Aim: The present study aims to identify the synthesis and structural characterization of acyl hydrazone- sulfonamide-containing compounds that were tested in vitro on human carbonic anhydrase (hCA) isoforms I, II, IX, and XII.

Methods: Herein, acyl hydrazone derivatives containing the primary sulfonamide moiety were synthesized via a three-step synthetic pathway starting from the commercially available 4-sulfamoyl benzoic acid. Structural characterizations of the final compounds were assessed through IR IR, 1H-NMR, 13C-NMR, and elemental analyses. The in vitro profiling activity of the final compounds on the Carbonic Anhydrases (CAs; EC 4.2.1.1) I, II, IX, and XII were performed by means of the stopped-flow technique and revealed nanomolar inhibitory potencies on the selected targets. Molecular docking and molecular dynamic simulations afforded a detailed understanding of the binding modes of the most effective compounds.

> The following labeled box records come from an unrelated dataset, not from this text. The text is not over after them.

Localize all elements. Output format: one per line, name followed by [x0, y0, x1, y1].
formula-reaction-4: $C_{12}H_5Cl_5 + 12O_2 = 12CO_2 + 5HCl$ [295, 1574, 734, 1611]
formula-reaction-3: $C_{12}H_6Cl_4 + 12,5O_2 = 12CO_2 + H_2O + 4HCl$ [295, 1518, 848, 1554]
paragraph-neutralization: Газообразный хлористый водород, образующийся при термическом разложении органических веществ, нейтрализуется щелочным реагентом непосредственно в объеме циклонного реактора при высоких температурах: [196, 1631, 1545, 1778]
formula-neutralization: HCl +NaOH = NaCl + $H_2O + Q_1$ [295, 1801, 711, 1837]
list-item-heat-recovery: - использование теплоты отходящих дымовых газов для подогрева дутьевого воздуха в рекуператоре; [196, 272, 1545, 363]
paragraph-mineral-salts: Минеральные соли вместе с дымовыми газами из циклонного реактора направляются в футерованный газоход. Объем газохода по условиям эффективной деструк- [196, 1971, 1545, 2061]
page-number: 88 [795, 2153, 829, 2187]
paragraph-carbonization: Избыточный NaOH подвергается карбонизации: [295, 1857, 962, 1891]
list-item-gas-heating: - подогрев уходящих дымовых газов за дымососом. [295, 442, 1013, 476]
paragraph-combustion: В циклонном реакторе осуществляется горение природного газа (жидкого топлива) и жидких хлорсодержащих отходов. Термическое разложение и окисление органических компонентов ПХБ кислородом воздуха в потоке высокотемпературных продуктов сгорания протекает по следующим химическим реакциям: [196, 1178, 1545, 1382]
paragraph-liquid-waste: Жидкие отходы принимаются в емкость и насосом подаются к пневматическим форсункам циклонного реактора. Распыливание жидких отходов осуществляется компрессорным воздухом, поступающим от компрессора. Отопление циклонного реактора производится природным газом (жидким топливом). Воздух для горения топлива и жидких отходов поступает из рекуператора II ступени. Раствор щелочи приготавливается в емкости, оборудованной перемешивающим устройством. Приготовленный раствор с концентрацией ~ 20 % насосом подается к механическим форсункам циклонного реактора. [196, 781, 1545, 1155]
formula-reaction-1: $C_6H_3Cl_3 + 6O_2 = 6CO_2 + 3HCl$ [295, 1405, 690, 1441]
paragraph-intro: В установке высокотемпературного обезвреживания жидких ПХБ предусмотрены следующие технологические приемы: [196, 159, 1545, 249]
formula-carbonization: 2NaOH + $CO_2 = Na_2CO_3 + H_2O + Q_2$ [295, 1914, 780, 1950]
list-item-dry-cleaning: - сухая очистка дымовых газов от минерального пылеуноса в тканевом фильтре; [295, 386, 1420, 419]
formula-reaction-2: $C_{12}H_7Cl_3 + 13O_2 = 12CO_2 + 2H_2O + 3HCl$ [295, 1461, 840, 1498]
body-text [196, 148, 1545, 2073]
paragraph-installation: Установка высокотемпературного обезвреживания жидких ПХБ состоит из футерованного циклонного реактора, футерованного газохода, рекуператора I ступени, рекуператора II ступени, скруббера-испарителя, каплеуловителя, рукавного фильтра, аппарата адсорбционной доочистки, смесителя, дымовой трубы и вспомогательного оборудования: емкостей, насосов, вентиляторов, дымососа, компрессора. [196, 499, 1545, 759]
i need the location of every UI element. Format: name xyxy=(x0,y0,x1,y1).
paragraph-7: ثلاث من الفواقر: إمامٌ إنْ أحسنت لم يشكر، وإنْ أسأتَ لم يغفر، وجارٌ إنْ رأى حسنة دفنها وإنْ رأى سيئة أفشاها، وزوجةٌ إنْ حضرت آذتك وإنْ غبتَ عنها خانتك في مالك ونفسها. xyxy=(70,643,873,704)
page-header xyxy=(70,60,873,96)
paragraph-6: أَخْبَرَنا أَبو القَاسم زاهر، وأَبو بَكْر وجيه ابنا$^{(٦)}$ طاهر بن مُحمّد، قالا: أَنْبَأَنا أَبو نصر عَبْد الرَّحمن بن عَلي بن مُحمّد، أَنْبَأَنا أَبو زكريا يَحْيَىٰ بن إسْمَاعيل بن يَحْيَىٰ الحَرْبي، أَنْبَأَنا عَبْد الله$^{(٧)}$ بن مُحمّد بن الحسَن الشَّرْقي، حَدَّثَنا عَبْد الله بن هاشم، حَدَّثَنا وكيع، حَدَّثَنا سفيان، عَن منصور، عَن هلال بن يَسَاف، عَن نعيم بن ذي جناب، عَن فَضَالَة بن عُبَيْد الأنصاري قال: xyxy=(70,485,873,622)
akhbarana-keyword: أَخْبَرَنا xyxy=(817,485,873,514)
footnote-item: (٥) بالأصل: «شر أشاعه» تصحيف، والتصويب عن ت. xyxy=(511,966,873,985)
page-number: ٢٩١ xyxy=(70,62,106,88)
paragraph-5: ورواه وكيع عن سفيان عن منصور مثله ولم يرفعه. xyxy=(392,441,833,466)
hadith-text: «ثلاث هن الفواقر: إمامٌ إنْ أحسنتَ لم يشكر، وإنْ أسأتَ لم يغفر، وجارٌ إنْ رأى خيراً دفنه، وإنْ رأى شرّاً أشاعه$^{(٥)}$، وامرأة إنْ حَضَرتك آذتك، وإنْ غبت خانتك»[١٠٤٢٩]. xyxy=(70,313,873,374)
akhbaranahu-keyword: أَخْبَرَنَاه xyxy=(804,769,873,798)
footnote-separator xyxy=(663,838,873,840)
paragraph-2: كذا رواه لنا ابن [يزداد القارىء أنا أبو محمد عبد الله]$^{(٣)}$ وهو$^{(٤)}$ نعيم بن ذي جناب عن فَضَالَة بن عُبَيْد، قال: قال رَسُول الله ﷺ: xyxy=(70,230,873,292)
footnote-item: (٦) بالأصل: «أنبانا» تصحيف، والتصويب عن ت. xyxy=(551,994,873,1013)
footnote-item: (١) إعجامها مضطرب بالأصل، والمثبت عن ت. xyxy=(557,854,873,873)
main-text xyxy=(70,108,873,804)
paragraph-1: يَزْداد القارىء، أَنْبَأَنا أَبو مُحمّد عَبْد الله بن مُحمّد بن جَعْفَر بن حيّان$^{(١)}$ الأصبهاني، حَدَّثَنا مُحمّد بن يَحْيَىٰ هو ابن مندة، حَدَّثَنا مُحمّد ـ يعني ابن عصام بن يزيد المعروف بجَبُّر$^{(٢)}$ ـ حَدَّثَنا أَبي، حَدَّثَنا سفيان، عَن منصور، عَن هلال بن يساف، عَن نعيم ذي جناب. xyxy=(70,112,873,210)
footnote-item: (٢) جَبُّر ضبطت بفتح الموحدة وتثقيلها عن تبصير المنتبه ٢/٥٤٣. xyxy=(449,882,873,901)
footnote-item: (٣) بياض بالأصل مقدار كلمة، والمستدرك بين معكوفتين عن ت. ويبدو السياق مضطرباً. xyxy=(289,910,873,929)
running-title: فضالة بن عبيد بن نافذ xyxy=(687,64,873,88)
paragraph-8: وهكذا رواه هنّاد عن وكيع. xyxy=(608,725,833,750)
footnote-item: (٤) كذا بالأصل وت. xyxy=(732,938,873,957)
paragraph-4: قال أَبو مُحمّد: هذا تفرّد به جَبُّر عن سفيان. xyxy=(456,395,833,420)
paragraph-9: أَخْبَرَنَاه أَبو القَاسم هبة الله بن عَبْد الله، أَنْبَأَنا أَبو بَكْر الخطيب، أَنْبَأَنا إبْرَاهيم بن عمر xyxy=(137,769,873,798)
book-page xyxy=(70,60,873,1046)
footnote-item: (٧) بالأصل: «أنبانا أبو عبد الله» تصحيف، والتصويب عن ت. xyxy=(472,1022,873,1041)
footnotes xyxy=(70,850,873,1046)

Results: We reported the synthesis and structural characterization of 25 acyl hydrazone-sulfonamide-containing compounds that were tested in vitro on the hCAs I, II, IX, and XII isoforms for their inhibitory features. Overall, all compounds showed nanomolar inhibition potencies on the panel of hCAs considered, and their binding modes were deciphered by means of in-silico studies. Molecular docking followed by MD simulations confirmed the stability of 4l-hCA I, 4n-hCA II, 4t-hCA II, 4v-hCA XII, and 4w-hCA XII complexes.

Conclusion: This study presents a deep understanding of the structural determinants influencing the affinity and selectivity of the designed compounds towards different hCAs, thus offering valuable insights for further optimization and development in the field.